Our report further emphasizes the importance of diagnostic microarray analysis in EIEE.8,21 Detection of the heterozygous deletion on chromosome 20p12.3 prompted further genetic investigation of PLCB1 and the identification of the second point mutation, thereby leading to the diagnosis of PLCB1-EIEE. Rare copy number variants are increasingly recognized as an important cause of EIEE, and chromosomal microarray analysis should be carried out as an early investigation in the diagnostic work-up of such cases.7,21 Whilst both of the cases of PLCB1-EIEE previously reported were associated with a homozygous PLCB1 deletion,9,10 our patient was found to harbour a heterozygous deletion in tandem with an intron 1 splice site variant.

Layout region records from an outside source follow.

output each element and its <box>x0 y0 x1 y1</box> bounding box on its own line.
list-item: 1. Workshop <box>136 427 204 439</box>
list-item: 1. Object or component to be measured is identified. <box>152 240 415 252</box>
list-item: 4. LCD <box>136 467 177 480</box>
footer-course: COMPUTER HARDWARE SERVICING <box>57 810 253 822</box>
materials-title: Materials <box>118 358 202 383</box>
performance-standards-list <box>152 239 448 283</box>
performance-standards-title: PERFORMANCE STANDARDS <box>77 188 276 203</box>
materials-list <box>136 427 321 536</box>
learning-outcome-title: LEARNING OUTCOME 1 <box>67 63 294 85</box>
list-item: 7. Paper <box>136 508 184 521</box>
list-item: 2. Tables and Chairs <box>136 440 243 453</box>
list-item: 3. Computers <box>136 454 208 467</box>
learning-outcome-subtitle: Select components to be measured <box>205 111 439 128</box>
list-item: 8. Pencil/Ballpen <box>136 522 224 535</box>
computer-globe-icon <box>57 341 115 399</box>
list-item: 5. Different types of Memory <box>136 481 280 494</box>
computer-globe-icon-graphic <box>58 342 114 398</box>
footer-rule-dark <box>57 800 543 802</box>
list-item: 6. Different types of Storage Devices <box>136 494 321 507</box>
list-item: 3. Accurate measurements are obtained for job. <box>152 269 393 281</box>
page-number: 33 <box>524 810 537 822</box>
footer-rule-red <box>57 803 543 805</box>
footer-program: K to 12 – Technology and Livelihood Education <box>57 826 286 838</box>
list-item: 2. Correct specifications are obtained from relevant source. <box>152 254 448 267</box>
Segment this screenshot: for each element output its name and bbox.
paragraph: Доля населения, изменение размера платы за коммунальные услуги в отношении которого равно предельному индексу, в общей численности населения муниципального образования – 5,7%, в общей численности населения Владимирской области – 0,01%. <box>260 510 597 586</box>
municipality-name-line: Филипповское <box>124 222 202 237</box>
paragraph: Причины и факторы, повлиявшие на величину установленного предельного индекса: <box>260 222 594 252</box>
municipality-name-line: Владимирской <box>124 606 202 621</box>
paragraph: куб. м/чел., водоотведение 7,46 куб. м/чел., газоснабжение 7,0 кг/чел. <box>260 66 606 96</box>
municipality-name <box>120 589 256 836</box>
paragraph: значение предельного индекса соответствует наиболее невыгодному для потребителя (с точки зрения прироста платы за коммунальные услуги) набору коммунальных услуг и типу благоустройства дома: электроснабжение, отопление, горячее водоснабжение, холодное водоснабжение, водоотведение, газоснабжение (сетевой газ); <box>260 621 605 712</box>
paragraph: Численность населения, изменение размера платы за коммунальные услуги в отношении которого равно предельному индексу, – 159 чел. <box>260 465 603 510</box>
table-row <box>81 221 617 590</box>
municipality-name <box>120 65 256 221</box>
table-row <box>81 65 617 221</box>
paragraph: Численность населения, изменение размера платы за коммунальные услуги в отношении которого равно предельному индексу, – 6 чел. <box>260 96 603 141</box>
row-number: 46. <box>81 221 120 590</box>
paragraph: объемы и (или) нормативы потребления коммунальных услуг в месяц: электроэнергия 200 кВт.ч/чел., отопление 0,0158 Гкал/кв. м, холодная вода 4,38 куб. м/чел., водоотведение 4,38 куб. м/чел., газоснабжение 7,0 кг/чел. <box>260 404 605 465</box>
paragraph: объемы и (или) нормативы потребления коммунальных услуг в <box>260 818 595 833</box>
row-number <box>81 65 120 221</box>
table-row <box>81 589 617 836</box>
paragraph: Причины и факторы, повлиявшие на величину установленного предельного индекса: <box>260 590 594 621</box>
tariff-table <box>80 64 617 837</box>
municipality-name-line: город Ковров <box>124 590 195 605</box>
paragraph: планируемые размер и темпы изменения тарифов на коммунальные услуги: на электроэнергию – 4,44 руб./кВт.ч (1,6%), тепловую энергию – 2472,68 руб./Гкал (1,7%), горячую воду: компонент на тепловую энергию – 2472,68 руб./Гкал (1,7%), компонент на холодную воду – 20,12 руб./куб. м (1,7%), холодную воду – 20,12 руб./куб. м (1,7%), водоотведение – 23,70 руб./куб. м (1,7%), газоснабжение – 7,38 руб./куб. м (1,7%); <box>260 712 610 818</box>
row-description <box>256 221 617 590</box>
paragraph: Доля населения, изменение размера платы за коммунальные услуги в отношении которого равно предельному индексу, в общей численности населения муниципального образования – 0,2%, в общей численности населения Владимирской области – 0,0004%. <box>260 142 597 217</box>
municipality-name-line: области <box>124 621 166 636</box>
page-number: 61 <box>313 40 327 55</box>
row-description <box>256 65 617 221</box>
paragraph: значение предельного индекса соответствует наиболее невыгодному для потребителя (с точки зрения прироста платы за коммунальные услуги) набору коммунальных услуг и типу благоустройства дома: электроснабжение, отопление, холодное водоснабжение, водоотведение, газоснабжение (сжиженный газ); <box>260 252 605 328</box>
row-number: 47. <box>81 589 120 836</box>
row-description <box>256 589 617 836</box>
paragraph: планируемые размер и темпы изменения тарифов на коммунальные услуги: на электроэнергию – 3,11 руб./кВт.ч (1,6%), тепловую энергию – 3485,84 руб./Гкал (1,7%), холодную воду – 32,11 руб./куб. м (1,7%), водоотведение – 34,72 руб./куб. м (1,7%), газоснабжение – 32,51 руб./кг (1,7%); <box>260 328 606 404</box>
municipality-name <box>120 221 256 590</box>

Interestingly, the deletion detected in this patient has almost identical breakpoints to those described in the individual with West Syndrome PLCB1-EIEE.9 It is likely that the LINEs (which represent highly homologous repetitive sequences) at the breakpoint sites predispose to chromosomal rearrangements, thereby playing an important mechanistic role in the way in which recurrent deletions occur. The second point mutation described in our individual is a novel splice site variant affecting the first base after exon 1 of PLCB1. To date, no point mutations have yet been described in PLCB1-EIEE and our report, therefore, provides further insight into other disease causing mutations within the spectrum of PLCB1-EIEE. Identification of both of the disease-causing mutations in our patient allowed us to confirm a genetic cause for this patient’s EIEE. Establishing a genetic aetiology for an individual’s epilepsy affords a number of benefits. It provides families with accurate information about risk of recurrence and thereby facilitates prepregnancy counselling, prenatal diagnosis, and preimplantation diagnosis. Confirmation of a genetic diagnosis can also help limit more invasive diagnostic investigations (such as lumbar puncture and tissue biopsy). For certain genetic disorders, diagnosis can guide treatment23,24 and discussions regarding prognosis.24,25 From a broader perspective, identification of causative genes contributes greatly to the understanding of disease mechanisms in EIEE and it is also likely that it will pave the way for the development of novel targeted drug therapies.

Conclusion

In conclusion, we report a novel case of PLCB1-EIEE in an child presenting with developmental delay and epilepsy. Autosomal recessive PLCB1-EIEE is an emerging cause of infantile epileptic encephalopathy, causing a number of different electroclinical phenotypes. It is likely that such genetic characterization of EIEE cases will lead to a better understanding of genotypes and phenotypes, as well as more elucidation of disease mechanisms and therapeutic strategies.